Let’s start by looking at the Redis object header.
#define LRU_BITS 24
typedef struct redisObject {
unsigned type:4;
unsigned encoding:4;
unsigned lru:LRU_BITS; /* LRU time (relative to global lru_clock) or
* LFU data (least significant 8 bits frequency
* and most significant 16 bits access time). */
int refcount;
void *ptr;
} robj;
Copy the code
The Redis object header contains 4 bits +4 bits +24 bits +4 bytes +8 bytes (Pointers, in the 64-bit system, 8 bytes)=32 bits +12 bytes =4 bytes +12 bytes =16 bytes.
Let’s look at the differences between these two forms of storage:Embstr is stored in a compact form, with Redis object headers and SDS objects existing together (contiguously).
In general, in raw storage, Redis object headers and SDS objects do not exist together (discontinuous).

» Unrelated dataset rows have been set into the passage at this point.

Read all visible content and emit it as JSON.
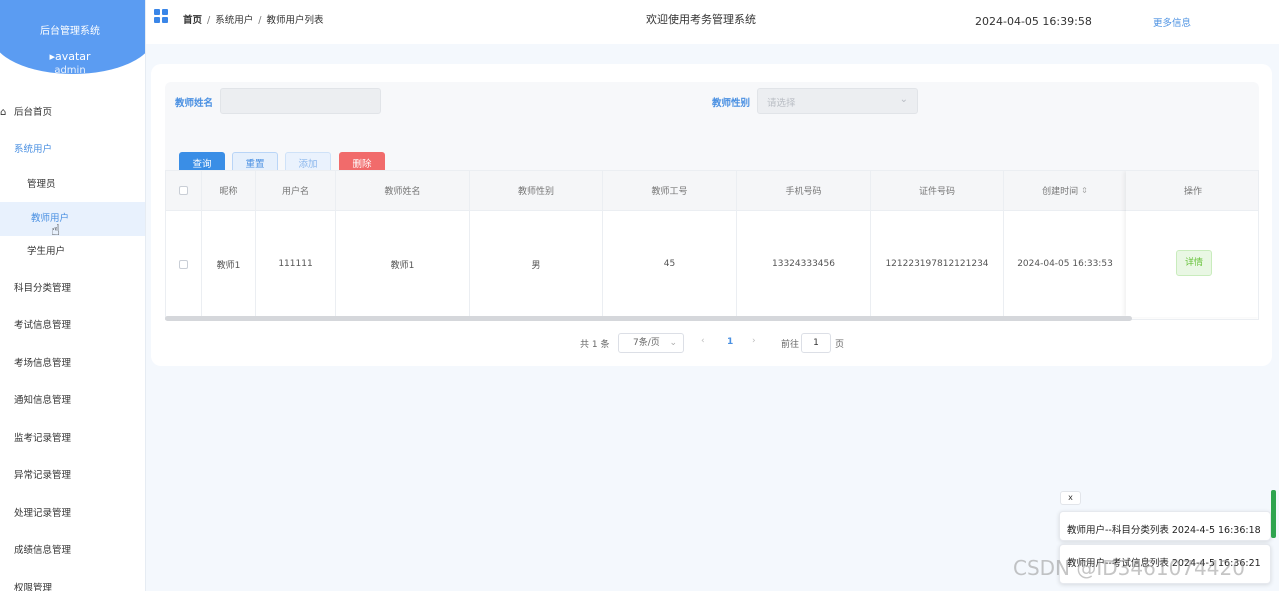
{
  "sidebar": {
    "title": "后台管理系统",
    "avatar_alt": "avatar",
    "username": "admin",
    "items": [
      {
        "label": "后台首页"
      },
      {
        "label": "系统用户"
      },
      {
        "label": "管理员"
      },
      {
        "label": "教师用户"
      },
      {
        "label": "学生用户"
      },
      {
        "label": "科目分类管理"
      },
      {
        "label": "考试信息管理"
      },
      {
        "label": "考场信息管理"
      },
      {
        "label": "通知信息管理"
      },
      {
        "label": "监考记录管理"
      },
      {
        "label": "异常记录管理"
      },
      {
        "label": "处理记录管理"
      },
      {
        "label": "成绩信息管理"
      },
      {
        "label": "权限管理"
      }
    ]
  },
  "header": {
    "breadcrumb": [
      "首页",
      "系统用户",
      "教师用户列表"
    ],
    "separator": "/",
    "welcome": "欢迎使用考务管理系统",
    "datetime": "2024-04-05 16:39:58",
    "more": "更多信息"
  },
  "filter": {
    "name_label": "教师姓名",
    "name_value": "",
    "gender_label": "教师性别",
    "gender_placeholder": "请选择"
  },
  "buttons": {
    "query": "查询",
    "reset": "重置",
    "add": "添加",
    "delete": "删除"
  },
  "table": {
    "columns": [
      "昵称",
      "用户名",
      "教师姓名",
      "教师性别",
      "教师工号",
      "手机号码",
      "证件号码",
      "创建时间",
      "操作"
    ],
    "rows": [
      {
        "nickname": "教师1",
        "username": "111111",
        "name": "教师1",
        "gender": "男",
        "staff_no": "45",
        "phone": "13324333456",
        "id_no": "121223197812121234",
        "created": "2024-04-05 16:33:53",
        "action": "详情"
      }
    ]
  },
  "pagination": {
    "total": "共 1 条",
    "page_size": "7条/页",
    "current": "1",
    "goto_label": "前往",
    "goto_value": "1",
    "page_suffix": "页"
  },
  "notifications": {
    "close": "x",
    "items": [
      "教师用户--科目分类列表 2024-4-5 16:36:18",
      "教师用户--考试信息列表 2024-4-5 16:36:21"
    ]
  },
  "watermark": "CSDN @ID3461074420",
  "colors": {
    "primary": "#3a8ee6",
    "danger": "#f16b6b",
    "success": "#67c23a",
    "sidebar_header": "#5b9cf2"
  }
}
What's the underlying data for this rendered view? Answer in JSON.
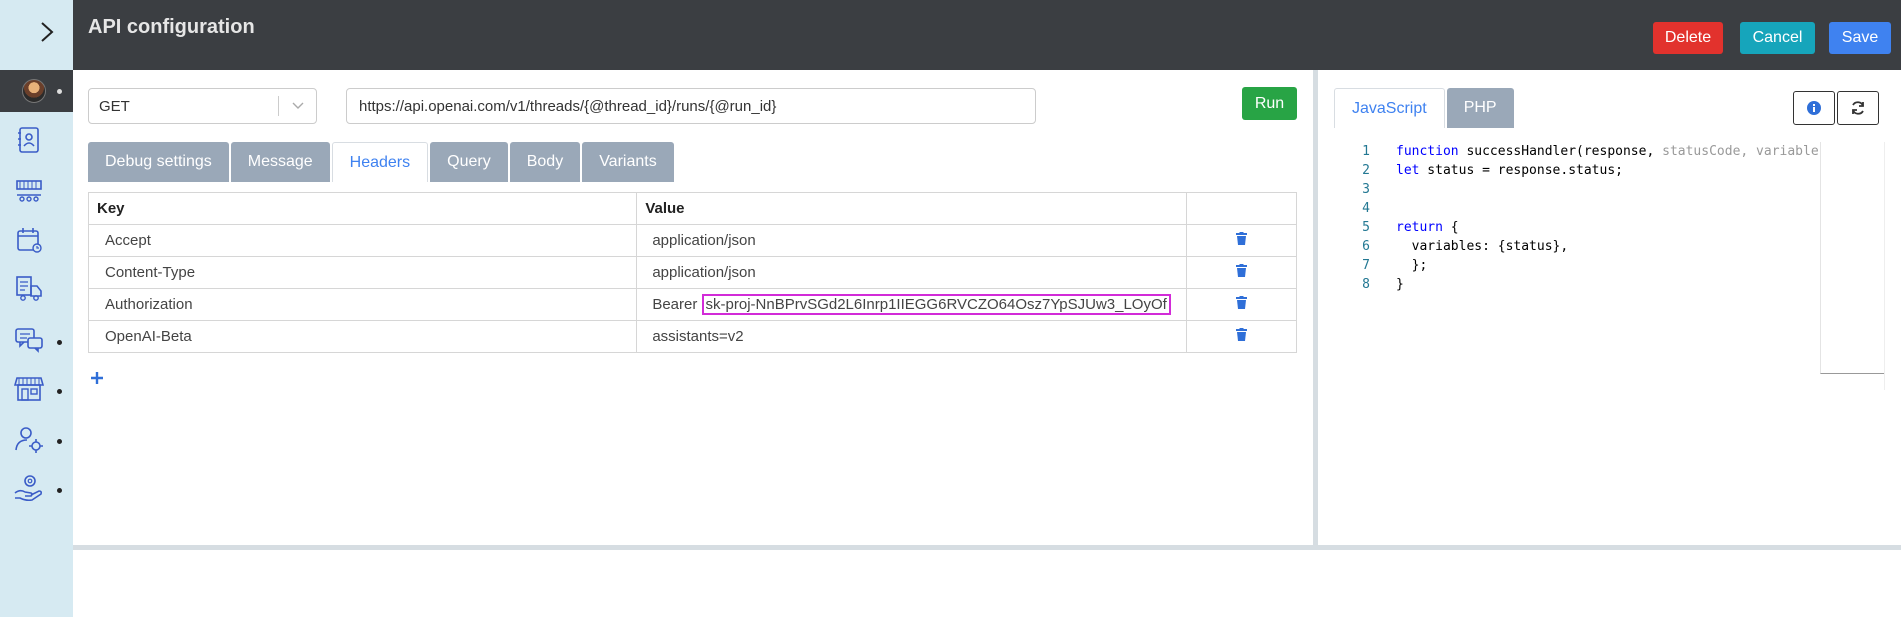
{
  "header": {
    "title": "API configuration",
    "delete_label": "Delete",
    "cancel_label": "Cancel",
    "save_label": "Save"
  },
  "sidebar": {
    "items": [
      {
        "icon": "contacts-icon"
      },
      {
        "icon": "conveyor-icon"
      },
      {
        "icon": "calendar-icon"
      },
      {
        "icon": "delivery-icon"
      },
      {
        "icon": "chat-icon"
      },
      {
        "icon": "store-icon"
      },
      {
        "icon": "user-settings-icon"
      },
      {
        "icon": "service-hand-icon"
      }
    ]
  },
  "request": {
    "method": "GET",
    "url": "https://api.openai.com/v1/threads/{@thread_id}/runs/{@run_id}",
    "run_label": "Run"
  },
  "tabs": [
    {
      "label": "Debug settings",
      "active": false
    },
    {
      "label": "Message",
      "active": false
    },
    {
      "label": "Headers",
      "active": true
    },
    {
      "label": "Query",
      "active": false
    },
    {
      "label": "Body",
      "active": false
    },
    {
      "label": "Variants",
      "active": false
    }
  ],
  "headers_table": {
    "columns": [
      "Key",
      "Value"
    ],
    "rows": [
      {
        "key": "Accept",
        "value": "application/json"
      },
      {
        "key": "Content-Type",
        "value": "application/json"
      },
      {
        "key": "Authorization",
        "value_prefix": "Bearer ",
        "value_secret": "sk-proj-NnBPrvSGd2L6Inrp1IIEGG6RVCZO64Osz7YpSJUw3_LOyOf"
      },
      {
        "key": "OpenAI-Beta",
        "value": "assistants=v2"
      }
    ]
  },
  "code": {
    "tabs": [
      {
        "label": "JavaScript",
        "active": true
      },
      {
        "label": "PHP",
        "active": false
      }
    ],
    "line_numbers": [
      "1",
      "2",
      "3",
      "4",
      "5",
      "6",
      "7",
      "8"
    ],
    "lines": [
      {
        "kw": "function",
        "text": " successHandler(response, ",
        "hint": "statusCode, variables,"
      },
      {
        "kw": "let",
        "text": " status = response.status;"
      },
      {
        "text": ""
      },
      {
        "text": ""
      },
      {
        "kw": "return",
        "text": " {"
      },
      {
        "text": "  variables: {status},"
      },
      {
        "text": "  };"
      },
      {
        "text": "}"
      }
    ]
  },
  "colors": {
    "topbar": "#3b3e42",
    "sidebar": "#d6eaf2",
    "accent": "#3f82f0",
    "delete": "#e2322d",
    "cancel": "#16a5bb",
    "run": "#28a445",
    "tab_inactive": "#9aa8b8",
    "highlight": "#d22bd8"
  }
}
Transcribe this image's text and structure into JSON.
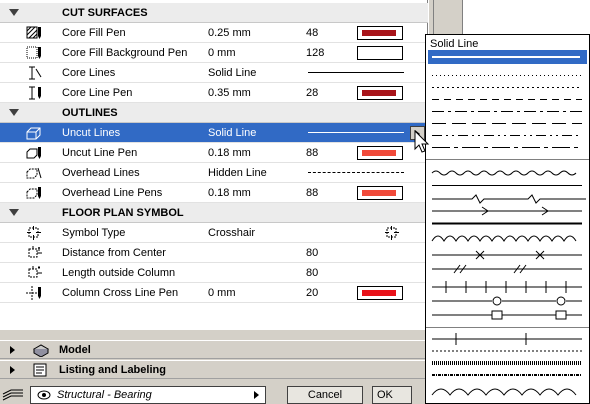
{
  "sections": [
    {
      "title": "CUT SURFACES"
    },
    {
      "title": "OUTLINES"
    },
    {
      "title": "FLOOR PLAN SYMBOL"
    }
  ],
  "rows": {
    "core_fill_pen": {
      "label": "Core Fill Pen",
      "value": "0.25 mm",
      "number": "48",
      "swatch_color": "#a8141a"
    },
    "core_fill_bg_pen": {
      "label": "Core Fill Background Pen",
      "value": "0 mm",
      "number": "128",
      "swatch_color": "#ffffff"
    },
    "core_lines": {
      "label": "Core Lines",
      "value": "Solid Line"
    },
    "core_line_pen": {
      "label": "Core Line Pen",
      "value": "0.35 mm",
      "number": "28",
      "swatch_color": "#a8141a"
    },
    "uncut_lines": {
      "label": "Uncut Lines",
      "value": "Solid Line"
    },
    "uncut_line_pen": {
      "label": "Uncut Line Pen",
      "value": "0.18 mm",
      "number": "88",
      "swatch_color": "#f04a3a"
    },
    "overhead_lines": {
      "label": "Overhead Lines",
      "value": "Hidden Line"
    },
    "overhead_line_pens": {
      "label": "Overhead Line Pens",
      "value": "0.18 mm",
      "number": "88",
      "swatch_color": "#f04a3a"
    },
    "symbol_type": {
      "label": "Symbol Type",
      "value": "Crosshair"
    },
    "distance_from_center": {
      "label": "Distance from Center",
      "number": "80"
    },
    "length_outside_column": {
      "label": "Length outside Column",
      "number": "80"
    },
    "column_cross_line_pen": {
      "label": "Column Cross Line Pen",
      "value": "0 mm",
      "number": "20",
      "swatch_color": "#e8121a"
    }
  },
  "groups": {
    "model": "Model",
    "listing": "Listing and Labeling"
  },
  "footer": {
    "favorite": "Structural - Bearing",
    "cancel": "Cancel",
    "ok": "OK"
  },
  "popup": {
    "title": "Solid Line",
    "selected": "Solid Line"
  }
}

The size of a block of memory is 64 bytes.
Now that the pre-introduction is complete, let’s take a look at the definition of SDS for HDD 3.0.
struct sdshdr {
unsigned int len;
unsigned int free;
char buf[];
};
Copy the code
The header of the Redis object takes up 16 bytes, len and free of the SDS object take up another 8 bytes, 64-16-8=40, and the saved string ends with \0, which takes up another 1byte. Therefore, the actual stored string can only be <=39 bits, so under the earlier version of Redis, The boundary between EMbstr and RAW is 39.
Taking a look at the definition of SDS for Redis5.0,To view:You can see it’s a big change. Why make that big change? If the string length is small, sdSHdr8 is used to store the string. Len and alloc use 2byte, flags use 1byte, \0 end uses 1byte, total 4byte, 64byte-16byte (object header) -4byte=44byte. So in higher versions of Redis, the dividing line between EMbstr and raw is 44.
The String that Redis uses a lot involves a lot of things, and these things can distinguish mediocre development from good development, and become a good development, there is a lot to learn.